Study finds immunity after virus infection lasts at least 6 months

Oxford University report finds ‘good news,’ says examples of reinfection relatively rare and few cases found did not exhibit symptoms

A sign is displayed outside Waterloo train station to remind people thy are required to wear face coverings inside the station and whilst travelling on trains during England's second coronavirus lockdown, in London, Friday, Nov. 20, 2020.  Britain yesterday registered 501 daily COVID-19 deaths within 28 days of a positive test and is the fifth country in the world to record more than 50,000 coronavirus-related deaths. (AP Photo/Matt Dunham)
A sign is displayed outside Waterloo train station to remind people thy are required to wear face coverings inside the station and whilst travelling on trains during England's second coronavirus lockdown, in London, Friday, Nov. 20, 2020. Britain yesterday registered 501 daily COVID-19 deaths within 28 days of a positive test and is the fifth country in the world to record more than 50,000 coronavirus-related deaths. (AP Photo/Matt Dunham)

Individuals infected with coronavirus are unlikely to catch the illness again for at least six months, researchers at the University of Oxford said Friday.

The finding comes as part of a large-scale study into COVID-19 reinfection after observations from healthcare professionals that the phenomenon was relatively rare.

Oxford University Professor David Eyre, one of the authors of the study, said the findings were “really good news.”

“We can be confident that, at least in the short term, most people who get COVID-19 won’t get it again,” he said.

In this Nov. 5, 2020, file photo, medical staff attending to patients with COVID-19 wear protective equipment in a unit dedicated to treatment of the coronavirus at UW Health in Madison, Wis. Conditions inside the nation’s hospitals are deteriorating by the day as the coronavirus rages through the country at an unrelenting pace. (John Hart/Wisconsin State Journal via AP, File)

The authors highlighted they had not yet gathered enough data to make a judgment on reinfection after six months.

However, the ongoing study has an end goal of verifying how long protection from reinfection lasts in total.

The director of infection prevention and control at study partners Oxford University Hospitals (OUH), Katie Jeffery, called the finding “exciting.”

It indicated “that infection with the virus provides at least short-term protection from re-infection”, she added.
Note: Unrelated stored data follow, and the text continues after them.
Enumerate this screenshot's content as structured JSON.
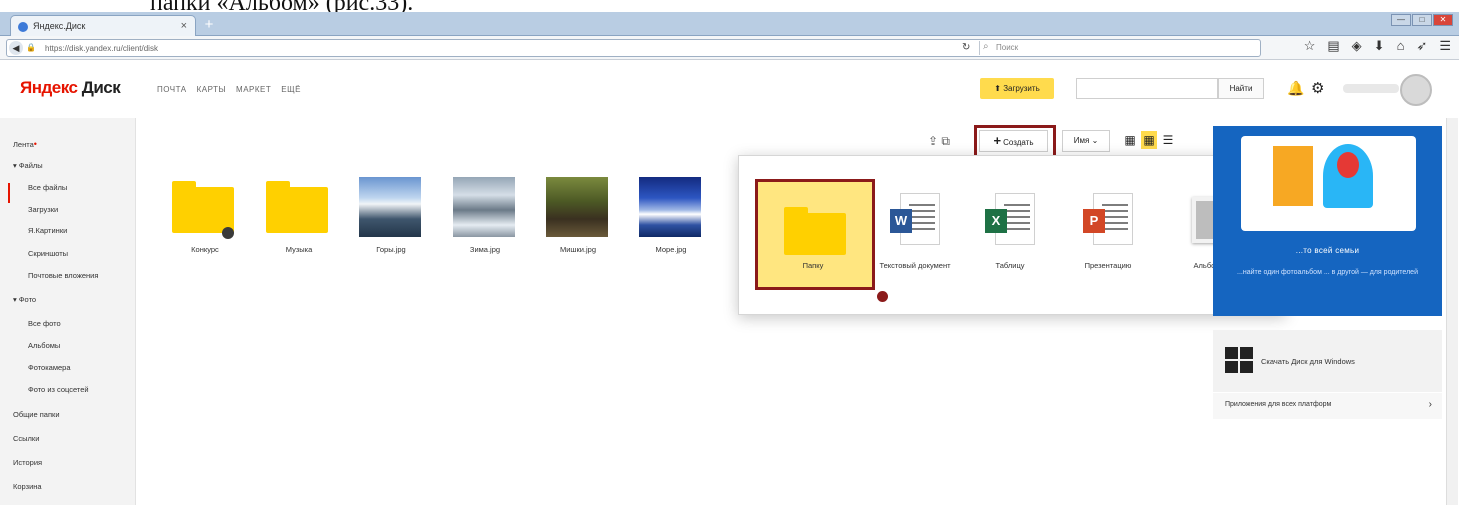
{
  "caption": "папки «Альбом» (рис.33).",
  "browser": {
    "tab_title": "Яндекс.Диск",
    "tab_close": "×",
    "new_tab": "+",
    "url": "https://disk.yandex.ru/client/disk",
    "search_placeholder": "Поиск",
    "win_min": "—",
    "win_max": "□",
    "win_close": "✕"
  },
  "header": {
    "logo_main": "Яндекс",
    "logo_sub": " Диск",
    "services": [
      "ПОЧТА",
      "КАРТЫ",
      "МАРКЕТ",
      "ЕЩЁ"
    ],
    "upload_label": "Загрузить",
    "find_label": "Найти"
  },
  "sidebar": {
    "lenta": "Лента",
    "files_section": "Файлы",
    "files_items": [
      "Все файлы",
      "Загрузки",
      "Я.Картинки",
      "Скриншоты",
      "Почтовые вложения"
    ],
    "photo_section": "Фото",
    "photo_items": [
      "Все фото",
      "Альбомы",
      "Фотокамера",
      "Фото из соцсетей"
    ],
    "other_items": [
      "Общие папки",
      "Ссылки",
      "История",
      "Корзина"
    ]
  },
  "toolbar": {
    "create_label": "Создать",
    "sort_label": "Имя"
  },
  "files": [
    {
      "name": "Конкурс",
      "kind": "folder",
      "shared": true
    },
    {
      "name": "Музыка",
      "kind": "folder",
      "shared": false
    },
    {
      "name": "Горы.jpg",
      "kind": "photo-mountains"
    },
    {
      "name": "Зима.jpg",
      "kind": "photo-winter"
    },
    {
      "name": "Мишки.jpg",
      "kind": "photo-bear"
    },
    {
      "name": "Море.jpg",
      "kind": "photo-sea"
    }
  ],
  "create_menu": {
    "items": [
      {
        "label": "Папку",
        "icon": "folder-icon"
      },
      {
        "label": "Текстовый документ",
        "icon": "word-doc-icon"
      },
      {
        "label": "Таблицу",
        "icon": "excel-sheet-icon"
      },
      {
        "label": "Презентацию",
        "icon": "powerpoint-icon"
      },
      {
        "label": "Альбом",
        "icon": "album-icon"
      }
    ]
  },
  "right_panel": {
    "banner_title": "...то всей семьи",
    "banner_text": "...найте один фотоальбом ... в другой — для родителей",
    "windows_label": "Скачать Диск для Windows",
    "apps_label": "Приложения для всех платформ",
    "apps_arrow": "›"
  },
  "colors": {
    "accent_yellow": "#ffdb4d",
    "highlight_red": "#8b1a1a",
    "brand_red": "#e61400",
    "banner_blue": "#1565c0"
  }
}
US biotech firm Moderna announced this week its vaccine candidate was nearly 95 percent effective in a trial — a week after similar results were announced by pharma giant Pfizer and its German partner BioNTech.

The Oxford study into reinfection drew on data from regular coronavirus testing of 12,180 health care workers at OUH over a period of 30 weeks.

It found that none of the 1,246 staff with coronavirus antibodies developed a symptomatic infection.

Three members of staff with antibodies did test positive for the virus that causes COVID-19 but were all well and did not develop symptoms.